Non-party candidates seek New Milford town office
NEW MILFORD — While his former political party was caucusing in a barroom last month, Joe DeGregorio was canvassing alone in the rain.
DeGregorio, who is running as an unaffiliated candidate for Town Council, hoped to get enough signatures to have his name placed on the November ballot. He apparently succeeded.
A Green Party member and former Democrat, DeGregorio turned in more than 100 signatures from registered voters. Since he needed only 65, he’s confident his candidacy will be approved this week by the Secretary of the State’s Office.
DeGregorio chose to run unaffiliated rather than as a Green Party member to reduce the amount of paperwork he would need to fill out.
“My biggest concern is just getting someone on the ballot who isn’t a Republican or Democrat,” he said. “I think there are a lot of people who want another choice.
“It’s time for a third seat at the table,” DeGregorio said. “It has been like 14 years of two-party flip-flop.”
An unaffiliated candidate campaigning for elected town office isn’t unheard of in New Milford, said Town Clerk Noreen Prichard, but it’s uncommon.
And this year, DeGregorio isn’t the only minor-party or unaffiliated candidate coming forward.
Mike Sennello plans to run for Town Council as a Libertarian, and another candidate has submitted paperwork to run for a seat on the Planning Commission, though he has not declared a party, Prichard said.

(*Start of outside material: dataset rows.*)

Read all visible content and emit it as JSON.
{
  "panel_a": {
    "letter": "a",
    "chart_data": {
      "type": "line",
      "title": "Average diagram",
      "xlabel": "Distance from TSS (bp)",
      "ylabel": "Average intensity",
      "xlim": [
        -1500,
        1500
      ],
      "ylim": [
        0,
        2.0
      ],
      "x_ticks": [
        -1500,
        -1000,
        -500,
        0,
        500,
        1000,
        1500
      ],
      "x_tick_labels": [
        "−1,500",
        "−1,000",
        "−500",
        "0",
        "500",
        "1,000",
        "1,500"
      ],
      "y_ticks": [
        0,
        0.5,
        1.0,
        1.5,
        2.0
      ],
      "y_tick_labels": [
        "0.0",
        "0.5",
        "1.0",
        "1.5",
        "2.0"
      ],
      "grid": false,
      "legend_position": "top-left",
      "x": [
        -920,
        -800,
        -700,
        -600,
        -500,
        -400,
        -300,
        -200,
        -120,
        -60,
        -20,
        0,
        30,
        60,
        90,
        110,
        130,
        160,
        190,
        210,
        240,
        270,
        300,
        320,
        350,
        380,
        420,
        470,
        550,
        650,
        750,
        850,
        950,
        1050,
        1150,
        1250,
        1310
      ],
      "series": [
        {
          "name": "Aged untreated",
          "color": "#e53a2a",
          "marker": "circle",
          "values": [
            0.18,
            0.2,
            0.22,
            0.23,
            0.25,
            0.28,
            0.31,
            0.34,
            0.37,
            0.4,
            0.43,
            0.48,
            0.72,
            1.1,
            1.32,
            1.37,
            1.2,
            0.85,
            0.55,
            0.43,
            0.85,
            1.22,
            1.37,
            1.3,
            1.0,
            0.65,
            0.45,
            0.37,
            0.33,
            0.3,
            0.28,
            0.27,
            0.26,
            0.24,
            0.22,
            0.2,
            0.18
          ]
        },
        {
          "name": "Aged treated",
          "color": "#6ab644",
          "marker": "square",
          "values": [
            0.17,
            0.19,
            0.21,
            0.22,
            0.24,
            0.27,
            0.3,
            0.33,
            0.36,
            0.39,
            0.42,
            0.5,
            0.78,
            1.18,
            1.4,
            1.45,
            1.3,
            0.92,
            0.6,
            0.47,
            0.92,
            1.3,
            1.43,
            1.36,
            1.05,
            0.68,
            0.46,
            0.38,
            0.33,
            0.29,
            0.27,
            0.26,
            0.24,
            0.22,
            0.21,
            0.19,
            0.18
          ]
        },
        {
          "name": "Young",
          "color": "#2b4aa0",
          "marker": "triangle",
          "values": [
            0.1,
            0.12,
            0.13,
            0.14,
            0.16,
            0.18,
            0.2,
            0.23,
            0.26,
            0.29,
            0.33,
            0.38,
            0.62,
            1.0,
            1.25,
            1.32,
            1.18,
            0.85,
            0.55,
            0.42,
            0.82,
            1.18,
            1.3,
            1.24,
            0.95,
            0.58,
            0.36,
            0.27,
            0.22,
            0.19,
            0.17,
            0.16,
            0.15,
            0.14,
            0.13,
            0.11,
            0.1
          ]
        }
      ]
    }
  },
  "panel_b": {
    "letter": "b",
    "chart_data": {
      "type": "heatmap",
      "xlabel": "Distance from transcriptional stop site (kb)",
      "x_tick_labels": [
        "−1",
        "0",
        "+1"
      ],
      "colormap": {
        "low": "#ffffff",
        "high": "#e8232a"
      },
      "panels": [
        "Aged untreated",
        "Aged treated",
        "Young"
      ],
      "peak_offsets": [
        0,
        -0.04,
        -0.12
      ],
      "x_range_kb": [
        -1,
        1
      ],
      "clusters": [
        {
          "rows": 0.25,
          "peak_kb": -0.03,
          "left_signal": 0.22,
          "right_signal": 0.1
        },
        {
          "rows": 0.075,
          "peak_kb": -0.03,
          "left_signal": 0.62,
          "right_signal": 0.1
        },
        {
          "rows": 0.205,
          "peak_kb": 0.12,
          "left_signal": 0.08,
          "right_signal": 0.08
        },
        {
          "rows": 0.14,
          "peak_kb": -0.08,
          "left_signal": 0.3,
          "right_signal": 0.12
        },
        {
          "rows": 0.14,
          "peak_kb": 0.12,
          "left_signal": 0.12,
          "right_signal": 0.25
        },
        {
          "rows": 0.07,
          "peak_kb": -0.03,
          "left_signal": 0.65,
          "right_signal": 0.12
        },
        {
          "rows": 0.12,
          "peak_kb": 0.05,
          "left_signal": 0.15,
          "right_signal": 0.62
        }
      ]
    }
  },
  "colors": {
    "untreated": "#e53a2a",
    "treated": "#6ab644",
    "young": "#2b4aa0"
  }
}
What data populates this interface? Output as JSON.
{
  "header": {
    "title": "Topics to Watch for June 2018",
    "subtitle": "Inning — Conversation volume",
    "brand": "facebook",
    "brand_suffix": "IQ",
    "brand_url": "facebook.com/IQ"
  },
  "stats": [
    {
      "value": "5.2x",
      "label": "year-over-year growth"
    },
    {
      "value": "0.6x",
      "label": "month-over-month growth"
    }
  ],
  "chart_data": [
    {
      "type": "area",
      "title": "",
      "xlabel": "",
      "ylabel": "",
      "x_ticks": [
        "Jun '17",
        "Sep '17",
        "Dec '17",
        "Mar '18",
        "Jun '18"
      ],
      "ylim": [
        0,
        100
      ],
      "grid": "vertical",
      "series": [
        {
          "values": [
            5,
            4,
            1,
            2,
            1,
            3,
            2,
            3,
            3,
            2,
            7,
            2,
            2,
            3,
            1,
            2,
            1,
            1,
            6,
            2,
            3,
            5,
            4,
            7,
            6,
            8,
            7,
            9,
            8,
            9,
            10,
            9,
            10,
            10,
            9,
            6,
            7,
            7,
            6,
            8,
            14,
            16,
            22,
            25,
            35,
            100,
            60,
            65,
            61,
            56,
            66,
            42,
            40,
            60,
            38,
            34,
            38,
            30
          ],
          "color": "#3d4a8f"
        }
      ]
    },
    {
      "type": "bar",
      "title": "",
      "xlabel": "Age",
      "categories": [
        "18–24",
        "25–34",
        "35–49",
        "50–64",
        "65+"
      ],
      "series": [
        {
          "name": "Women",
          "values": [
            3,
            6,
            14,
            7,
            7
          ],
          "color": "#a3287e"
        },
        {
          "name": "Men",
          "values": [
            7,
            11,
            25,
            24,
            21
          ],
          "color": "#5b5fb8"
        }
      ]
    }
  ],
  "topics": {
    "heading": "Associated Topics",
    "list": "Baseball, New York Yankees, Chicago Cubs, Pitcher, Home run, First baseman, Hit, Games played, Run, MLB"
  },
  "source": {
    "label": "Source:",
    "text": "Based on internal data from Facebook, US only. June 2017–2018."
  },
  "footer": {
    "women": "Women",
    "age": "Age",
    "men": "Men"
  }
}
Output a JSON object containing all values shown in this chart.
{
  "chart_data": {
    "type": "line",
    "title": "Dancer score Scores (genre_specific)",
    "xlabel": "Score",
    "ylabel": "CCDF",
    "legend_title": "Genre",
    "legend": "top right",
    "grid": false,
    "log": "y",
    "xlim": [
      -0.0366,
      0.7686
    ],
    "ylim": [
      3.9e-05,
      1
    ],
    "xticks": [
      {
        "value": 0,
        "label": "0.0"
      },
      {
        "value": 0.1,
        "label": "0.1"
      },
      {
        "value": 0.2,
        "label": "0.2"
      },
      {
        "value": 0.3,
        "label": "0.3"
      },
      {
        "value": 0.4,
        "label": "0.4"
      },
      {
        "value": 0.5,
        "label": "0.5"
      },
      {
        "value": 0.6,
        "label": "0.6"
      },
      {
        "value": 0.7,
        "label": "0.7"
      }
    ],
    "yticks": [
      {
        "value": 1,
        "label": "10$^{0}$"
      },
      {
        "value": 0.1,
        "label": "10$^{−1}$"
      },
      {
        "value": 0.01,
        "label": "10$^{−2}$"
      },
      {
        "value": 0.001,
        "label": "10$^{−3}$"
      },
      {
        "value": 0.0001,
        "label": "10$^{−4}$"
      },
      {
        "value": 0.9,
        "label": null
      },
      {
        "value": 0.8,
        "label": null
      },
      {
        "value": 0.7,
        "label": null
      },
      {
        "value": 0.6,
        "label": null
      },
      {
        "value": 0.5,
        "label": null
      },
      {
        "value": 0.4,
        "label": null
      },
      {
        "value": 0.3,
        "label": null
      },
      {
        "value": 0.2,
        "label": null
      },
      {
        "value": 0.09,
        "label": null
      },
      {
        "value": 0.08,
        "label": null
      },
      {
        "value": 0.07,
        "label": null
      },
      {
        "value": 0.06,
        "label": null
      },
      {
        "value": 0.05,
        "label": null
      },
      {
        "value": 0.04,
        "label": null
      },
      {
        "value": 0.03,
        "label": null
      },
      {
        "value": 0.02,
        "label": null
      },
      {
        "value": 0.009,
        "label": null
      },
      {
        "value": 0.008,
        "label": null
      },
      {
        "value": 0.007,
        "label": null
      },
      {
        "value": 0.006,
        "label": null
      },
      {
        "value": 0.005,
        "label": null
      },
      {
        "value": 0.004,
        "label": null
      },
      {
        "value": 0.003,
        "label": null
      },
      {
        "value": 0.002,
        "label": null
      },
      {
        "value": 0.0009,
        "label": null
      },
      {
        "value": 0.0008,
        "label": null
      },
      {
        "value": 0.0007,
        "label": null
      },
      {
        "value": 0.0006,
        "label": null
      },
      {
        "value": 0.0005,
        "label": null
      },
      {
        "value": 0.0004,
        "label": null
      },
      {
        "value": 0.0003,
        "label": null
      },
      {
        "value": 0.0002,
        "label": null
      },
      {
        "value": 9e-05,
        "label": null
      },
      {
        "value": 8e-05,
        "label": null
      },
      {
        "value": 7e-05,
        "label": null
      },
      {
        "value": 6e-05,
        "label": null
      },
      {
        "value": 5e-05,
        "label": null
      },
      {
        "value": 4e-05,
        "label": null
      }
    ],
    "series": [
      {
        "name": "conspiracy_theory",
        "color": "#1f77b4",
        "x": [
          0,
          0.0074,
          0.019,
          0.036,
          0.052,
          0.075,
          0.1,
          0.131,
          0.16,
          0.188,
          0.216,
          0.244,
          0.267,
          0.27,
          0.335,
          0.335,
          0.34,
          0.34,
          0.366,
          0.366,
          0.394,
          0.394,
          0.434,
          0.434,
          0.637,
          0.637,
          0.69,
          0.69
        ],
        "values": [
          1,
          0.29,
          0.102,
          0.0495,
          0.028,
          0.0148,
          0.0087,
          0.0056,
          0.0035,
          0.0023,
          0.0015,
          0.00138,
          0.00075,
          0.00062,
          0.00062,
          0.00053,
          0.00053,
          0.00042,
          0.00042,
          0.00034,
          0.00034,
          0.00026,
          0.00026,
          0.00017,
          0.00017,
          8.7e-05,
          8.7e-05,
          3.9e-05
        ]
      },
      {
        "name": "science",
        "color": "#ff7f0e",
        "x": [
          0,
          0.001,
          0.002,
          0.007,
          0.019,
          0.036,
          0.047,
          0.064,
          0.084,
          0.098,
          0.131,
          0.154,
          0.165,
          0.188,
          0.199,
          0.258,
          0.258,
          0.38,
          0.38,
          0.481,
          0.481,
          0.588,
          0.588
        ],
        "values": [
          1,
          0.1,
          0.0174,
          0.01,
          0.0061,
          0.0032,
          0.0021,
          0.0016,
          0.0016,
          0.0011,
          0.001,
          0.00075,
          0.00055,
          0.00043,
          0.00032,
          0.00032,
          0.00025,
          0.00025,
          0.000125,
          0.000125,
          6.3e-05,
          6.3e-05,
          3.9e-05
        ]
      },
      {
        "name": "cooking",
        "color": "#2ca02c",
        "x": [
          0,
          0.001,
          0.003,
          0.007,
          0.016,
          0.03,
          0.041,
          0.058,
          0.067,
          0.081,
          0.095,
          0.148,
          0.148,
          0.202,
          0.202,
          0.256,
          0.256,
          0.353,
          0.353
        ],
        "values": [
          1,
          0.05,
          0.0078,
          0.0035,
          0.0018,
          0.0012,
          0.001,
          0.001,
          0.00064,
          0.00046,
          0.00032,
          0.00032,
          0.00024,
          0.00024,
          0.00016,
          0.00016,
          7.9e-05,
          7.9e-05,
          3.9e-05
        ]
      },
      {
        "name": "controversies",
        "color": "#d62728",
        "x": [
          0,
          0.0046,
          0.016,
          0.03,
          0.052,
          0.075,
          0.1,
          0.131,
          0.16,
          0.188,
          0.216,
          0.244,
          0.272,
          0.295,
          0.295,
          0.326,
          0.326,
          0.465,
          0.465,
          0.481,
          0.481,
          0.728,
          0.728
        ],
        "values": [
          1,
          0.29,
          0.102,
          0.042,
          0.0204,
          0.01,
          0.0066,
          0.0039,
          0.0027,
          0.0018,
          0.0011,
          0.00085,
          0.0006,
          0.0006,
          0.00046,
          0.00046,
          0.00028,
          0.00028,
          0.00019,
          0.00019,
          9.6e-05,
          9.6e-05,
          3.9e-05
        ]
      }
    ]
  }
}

Without party backing or party money, DeGregorio, now a member of the board of finance, said he plans a word-of-mouth campaign, telling voters about his desire for more transparency in local government and fewer party-line votes.
All campaign funds will come from his own pocket, he said, and he’s not keen on printing signs or campaign literature.
“I am a member of the Green Party,” he said. “So I don’t want a bunch of plastic signs out there, and high-gloss candidate cards don’t biodegrade too easy.”
Sennello, in a Facebook post, said his platform is simply “exceptional value judgment: knowing how to best decide whether an idea, endeavor, or thing is good or bad.”
Republican Town Committee Chairman Mike Barnes said he welcomes the competition.
“This will bring a diversity of opinions,” Barnes said. “It presents a healthy dialogue and it will help us refine our message.”
Barnes said candidates from outside the two major parties haven’t historically hurt Republicans or Democrats, and rarely win seats on elected boards.